另一个穿黑衣服的更快,侧身躲过一根砸下来的棍子,反手一肘顶在大汉的肋骨上,咔嚓一声,那大汉直接弯下了腰,连叫都叫不出来。
砰砰砰砰——
拳拳到肉的声音在空旷的路面上回荡,夹杂着骨头断裂的脆响和此起彼伏的惨叫声。
不到两分钟。
十几个大汉,全部倒在了地上。
有的捂着胳膊,有的抱着腿,有的蜷缩着身子在地上打滚,嘴里发出痛苦的呻吟。棍子散了一地,有几个人的胳膊明显断了,以一种不可能的角度弯着。
洪枢的笑,还挂在脸上没来得及收。
李远山的高高在上,还没来得及转化成别的表情。
李玲的冷笑,在嘴角凝固了。
三个人站在原地,像三根木头桩子,傻傻地看着眼前这一切。
这两个年轻人是哪里来的?
怎么能打成这样?
李远山的目光落在那辆吉普车上,看到了车头挂着的白色车牌——红色的字,特殊的格式。他的瞳孔猛地一缩,脸上的血色瞬间褪得干干净净。
省城,军部的车牌。
这两个小伙子,是军部的人。
杨峰站在原地,从始至终一动没动。
他就靠在路虎的车头盖上,手插在裤兜里,表情平静得像是在看一场与自己无关的戏。
两个警卫解决了那十几个大汉,转过身,目光落在了洪枢身上。
穿军绿短袖的小伙子大步走过去,洪枢本能地往后退了一步,嘴张开想说什么——
一拳。
结结实实地打在洪枢的肚子上。
那一拳的力量,不是普通人的拳头能比的。洪枢的眼睛猛地凸了出来,嘴巴大张,像是一条被扔上岸的鱼,整个人弯成了虾米,双腿一软,扑通一声跪在了地上。
胃里翻江倒海,酸水涌上喉咙,但他连吐都吐不出来,只是跪在地上,双手捂着肚子,浑身颤抖。
另一个警卫从腰间掏出一把枪,黑色的手枪在路灯下泛着冷光,枪口抵住了洪枢的脑门。
冰冷的金属触感让洪枢浑身一僵。
他抬起头,脸上的血色全部褪尽,嘴唇哆嗦着,声音像是从嗓子眼里挤出来的:“你们……你们干什么?这……这是法治社会!你们这是不合法的!我要告你们!”
穿黑衣服的警卫低头看着他,嘴角微微一扯。
那表情,和刚才洪枢看杨峰时一模一样。
“你不觉得你这话太无知,太幼稚吗?”
一字不差。
洪枢的脸白了又白,嘴巴张了又合,一个字都说不出来了。
李远山见势不对,转身就要跑。皮鞋踩在柏油路面上,发出急促的哒哒声,跑了不到五步,穿军绿短袖的警卫两步就追上了他,一拳砸在他后背上。

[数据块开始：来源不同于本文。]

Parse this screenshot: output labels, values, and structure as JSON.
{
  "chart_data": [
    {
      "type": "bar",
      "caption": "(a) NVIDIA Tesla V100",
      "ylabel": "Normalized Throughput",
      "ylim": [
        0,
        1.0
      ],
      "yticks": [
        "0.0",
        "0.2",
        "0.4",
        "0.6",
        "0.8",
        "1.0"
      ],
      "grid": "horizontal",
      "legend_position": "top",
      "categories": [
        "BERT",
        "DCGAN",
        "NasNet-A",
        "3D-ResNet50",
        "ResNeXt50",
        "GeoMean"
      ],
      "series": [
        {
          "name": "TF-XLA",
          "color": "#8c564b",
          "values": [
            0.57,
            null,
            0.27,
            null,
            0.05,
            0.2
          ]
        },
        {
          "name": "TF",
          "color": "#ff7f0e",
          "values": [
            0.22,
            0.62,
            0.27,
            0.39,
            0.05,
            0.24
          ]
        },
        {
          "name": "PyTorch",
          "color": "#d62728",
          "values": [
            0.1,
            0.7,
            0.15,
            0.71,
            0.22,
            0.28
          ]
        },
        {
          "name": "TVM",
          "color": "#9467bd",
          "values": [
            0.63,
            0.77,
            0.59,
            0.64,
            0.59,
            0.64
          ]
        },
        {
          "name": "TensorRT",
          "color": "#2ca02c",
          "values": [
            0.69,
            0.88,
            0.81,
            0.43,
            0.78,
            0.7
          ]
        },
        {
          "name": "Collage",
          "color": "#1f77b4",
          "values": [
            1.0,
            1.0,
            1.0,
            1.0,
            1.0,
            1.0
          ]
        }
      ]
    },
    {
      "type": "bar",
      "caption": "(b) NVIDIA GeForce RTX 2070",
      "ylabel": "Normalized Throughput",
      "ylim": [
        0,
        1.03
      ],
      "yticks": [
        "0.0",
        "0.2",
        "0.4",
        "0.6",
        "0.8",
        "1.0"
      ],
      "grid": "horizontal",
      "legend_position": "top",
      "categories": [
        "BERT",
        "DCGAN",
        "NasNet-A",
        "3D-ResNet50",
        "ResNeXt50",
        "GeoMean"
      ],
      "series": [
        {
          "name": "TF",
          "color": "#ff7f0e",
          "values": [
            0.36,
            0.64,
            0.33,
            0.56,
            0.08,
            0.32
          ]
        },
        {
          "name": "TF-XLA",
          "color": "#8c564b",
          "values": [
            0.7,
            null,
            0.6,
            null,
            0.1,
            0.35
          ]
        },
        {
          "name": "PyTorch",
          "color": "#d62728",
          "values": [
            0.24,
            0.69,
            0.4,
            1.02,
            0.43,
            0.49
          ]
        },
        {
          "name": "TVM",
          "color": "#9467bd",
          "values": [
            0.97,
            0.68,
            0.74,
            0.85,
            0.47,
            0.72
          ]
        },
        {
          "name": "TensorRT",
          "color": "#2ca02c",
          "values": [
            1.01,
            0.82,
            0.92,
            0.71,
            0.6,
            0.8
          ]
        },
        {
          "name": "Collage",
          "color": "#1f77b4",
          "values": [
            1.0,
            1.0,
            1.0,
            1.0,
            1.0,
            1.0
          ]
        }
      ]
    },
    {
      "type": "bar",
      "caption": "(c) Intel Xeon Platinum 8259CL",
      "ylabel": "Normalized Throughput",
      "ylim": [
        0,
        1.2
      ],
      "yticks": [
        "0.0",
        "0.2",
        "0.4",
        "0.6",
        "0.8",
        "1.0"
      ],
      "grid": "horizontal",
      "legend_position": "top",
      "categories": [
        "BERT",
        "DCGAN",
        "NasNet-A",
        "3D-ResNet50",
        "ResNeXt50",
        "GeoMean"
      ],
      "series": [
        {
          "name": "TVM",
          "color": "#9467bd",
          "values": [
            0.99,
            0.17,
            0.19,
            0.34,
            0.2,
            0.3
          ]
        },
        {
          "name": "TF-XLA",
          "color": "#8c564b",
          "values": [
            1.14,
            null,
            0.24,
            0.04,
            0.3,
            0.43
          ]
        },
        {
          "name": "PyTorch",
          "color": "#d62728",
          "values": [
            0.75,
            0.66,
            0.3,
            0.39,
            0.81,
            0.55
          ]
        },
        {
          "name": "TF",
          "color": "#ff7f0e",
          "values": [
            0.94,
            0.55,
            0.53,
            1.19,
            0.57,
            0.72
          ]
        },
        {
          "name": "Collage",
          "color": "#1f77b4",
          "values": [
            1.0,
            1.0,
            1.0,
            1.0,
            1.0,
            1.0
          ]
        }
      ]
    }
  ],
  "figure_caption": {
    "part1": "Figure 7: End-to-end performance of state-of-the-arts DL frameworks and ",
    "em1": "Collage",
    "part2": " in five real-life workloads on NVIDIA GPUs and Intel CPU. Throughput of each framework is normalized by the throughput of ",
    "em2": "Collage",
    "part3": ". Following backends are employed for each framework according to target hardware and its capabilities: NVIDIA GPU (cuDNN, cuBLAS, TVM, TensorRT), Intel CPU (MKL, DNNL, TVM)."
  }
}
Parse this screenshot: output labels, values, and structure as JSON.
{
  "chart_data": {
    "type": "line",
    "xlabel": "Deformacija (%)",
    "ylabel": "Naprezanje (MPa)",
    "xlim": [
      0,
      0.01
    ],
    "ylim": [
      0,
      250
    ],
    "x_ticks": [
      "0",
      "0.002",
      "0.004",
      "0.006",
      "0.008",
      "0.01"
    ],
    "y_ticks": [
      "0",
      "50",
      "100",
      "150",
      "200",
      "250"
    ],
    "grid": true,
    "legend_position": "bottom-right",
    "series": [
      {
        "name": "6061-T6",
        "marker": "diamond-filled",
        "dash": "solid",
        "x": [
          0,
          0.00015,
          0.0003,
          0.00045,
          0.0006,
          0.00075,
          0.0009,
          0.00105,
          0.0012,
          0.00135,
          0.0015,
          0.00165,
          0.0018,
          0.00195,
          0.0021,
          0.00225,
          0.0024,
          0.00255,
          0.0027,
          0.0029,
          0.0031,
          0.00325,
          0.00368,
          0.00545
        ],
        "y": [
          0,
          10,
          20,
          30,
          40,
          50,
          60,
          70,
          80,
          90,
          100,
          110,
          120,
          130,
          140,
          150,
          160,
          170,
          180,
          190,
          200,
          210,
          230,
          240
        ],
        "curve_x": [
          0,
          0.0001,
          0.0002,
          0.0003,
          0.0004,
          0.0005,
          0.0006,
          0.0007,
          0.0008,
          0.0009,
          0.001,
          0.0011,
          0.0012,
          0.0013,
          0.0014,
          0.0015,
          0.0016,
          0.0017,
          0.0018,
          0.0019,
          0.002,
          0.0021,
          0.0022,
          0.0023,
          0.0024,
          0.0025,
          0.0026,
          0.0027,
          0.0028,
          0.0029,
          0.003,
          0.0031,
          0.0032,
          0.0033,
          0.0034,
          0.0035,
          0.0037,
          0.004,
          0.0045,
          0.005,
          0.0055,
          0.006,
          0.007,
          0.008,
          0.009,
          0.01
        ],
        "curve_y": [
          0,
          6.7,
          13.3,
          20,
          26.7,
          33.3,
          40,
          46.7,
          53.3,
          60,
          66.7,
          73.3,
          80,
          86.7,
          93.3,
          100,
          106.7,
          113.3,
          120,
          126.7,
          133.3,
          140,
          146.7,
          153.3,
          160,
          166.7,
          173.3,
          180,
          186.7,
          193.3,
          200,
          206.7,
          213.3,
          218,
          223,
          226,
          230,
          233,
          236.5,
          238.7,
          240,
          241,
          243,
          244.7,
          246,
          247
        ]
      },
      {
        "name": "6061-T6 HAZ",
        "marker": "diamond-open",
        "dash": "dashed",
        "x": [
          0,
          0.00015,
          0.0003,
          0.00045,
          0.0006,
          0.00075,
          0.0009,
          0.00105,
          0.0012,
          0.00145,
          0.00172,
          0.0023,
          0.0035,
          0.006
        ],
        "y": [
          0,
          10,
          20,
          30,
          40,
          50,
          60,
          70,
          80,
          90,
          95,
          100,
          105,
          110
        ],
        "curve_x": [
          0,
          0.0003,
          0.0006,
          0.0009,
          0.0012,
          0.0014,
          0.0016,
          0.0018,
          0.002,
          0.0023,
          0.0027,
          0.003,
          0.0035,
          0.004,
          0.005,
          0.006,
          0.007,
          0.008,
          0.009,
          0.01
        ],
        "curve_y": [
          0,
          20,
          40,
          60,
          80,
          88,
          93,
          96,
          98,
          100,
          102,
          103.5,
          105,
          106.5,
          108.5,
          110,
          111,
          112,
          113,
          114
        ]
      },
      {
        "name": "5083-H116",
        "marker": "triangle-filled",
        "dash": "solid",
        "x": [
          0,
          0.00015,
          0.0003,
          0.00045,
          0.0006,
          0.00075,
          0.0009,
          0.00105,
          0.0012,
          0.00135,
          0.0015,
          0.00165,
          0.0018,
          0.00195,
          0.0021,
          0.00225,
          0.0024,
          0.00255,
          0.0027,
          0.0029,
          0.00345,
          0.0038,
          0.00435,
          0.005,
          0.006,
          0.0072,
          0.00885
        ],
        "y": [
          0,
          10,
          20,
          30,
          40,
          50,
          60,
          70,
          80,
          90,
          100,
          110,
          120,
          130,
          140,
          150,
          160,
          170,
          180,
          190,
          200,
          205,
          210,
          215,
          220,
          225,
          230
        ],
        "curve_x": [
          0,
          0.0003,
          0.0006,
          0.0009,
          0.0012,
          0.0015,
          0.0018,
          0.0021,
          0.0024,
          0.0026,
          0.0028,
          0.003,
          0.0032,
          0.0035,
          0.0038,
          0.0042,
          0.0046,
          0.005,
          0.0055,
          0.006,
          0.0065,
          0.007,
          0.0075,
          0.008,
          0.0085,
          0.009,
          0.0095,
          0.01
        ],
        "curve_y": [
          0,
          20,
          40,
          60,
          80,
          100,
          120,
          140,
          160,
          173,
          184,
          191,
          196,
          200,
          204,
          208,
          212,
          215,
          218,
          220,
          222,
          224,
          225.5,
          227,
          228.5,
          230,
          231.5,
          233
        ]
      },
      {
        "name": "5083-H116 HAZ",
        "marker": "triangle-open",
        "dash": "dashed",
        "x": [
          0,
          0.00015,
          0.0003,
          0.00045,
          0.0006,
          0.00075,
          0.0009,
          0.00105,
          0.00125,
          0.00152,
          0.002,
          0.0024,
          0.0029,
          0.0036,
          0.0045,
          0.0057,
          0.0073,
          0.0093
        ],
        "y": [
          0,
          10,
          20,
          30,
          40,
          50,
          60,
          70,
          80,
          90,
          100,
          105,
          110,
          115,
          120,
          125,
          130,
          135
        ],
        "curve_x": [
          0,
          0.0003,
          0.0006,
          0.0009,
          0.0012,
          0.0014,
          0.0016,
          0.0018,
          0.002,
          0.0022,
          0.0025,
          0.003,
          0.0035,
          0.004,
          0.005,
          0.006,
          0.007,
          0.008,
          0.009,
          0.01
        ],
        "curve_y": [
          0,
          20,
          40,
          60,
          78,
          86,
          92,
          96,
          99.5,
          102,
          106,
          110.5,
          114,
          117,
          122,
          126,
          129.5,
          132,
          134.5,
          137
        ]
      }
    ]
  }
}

李远山整个人往前扑了出去,脸朝下摔在地上,鼻子磕破了,血糊了一脸。他挣扎着想爬起来,一只脚踩在了他的后背上,把他死死钉在地上。
“啊——”李玲终于反应过来,发出一声尖叫,声音尖利得几乎要刺破耳膜。
她往后退了好几步,腿一软,一屁股坐在地上,脸上的表情从得意变成了恐惧,从恐惧变成了崩溃。
两个警卫看都没看她一眼。
穿军绿短袖的小伙子走到杨峰面前,微微低头,语气恭敬:“杨先生,这几个人怎么处置?”
杨峰从口袋里掏出一样东西——一支小小的录音笔。
他在下车之前,就按下了录音键。
“他们想要我的命。”杨峰把录音笔递过去,“里面录得很清楚,蓄意谋杀,当街行凶。”
两个警卫对视一眼,点了点头。
“杨先生放心,”穿黑衣服的警卫接过录音笔,语气郑重,“这件事交给军部处理,肯定不会让他们逍遥法外。该怎么判,就怎么判,我们会盯着。”
杨峰点了点头,没有再说什么。
他转身拉开车门,坐进驾驶座。
杨雪缩在座位上,神情还没恢复过来。
“哥……”
“没事了。”杨峰伸手揉了揉她的头发,像小时候那样,“回家。”
说完车离开。
杨雪深吸一口气 ,她发现自己的承受能力好像比之前强了很多,这一天,发生了好多让她觉得不可思议的事情啊!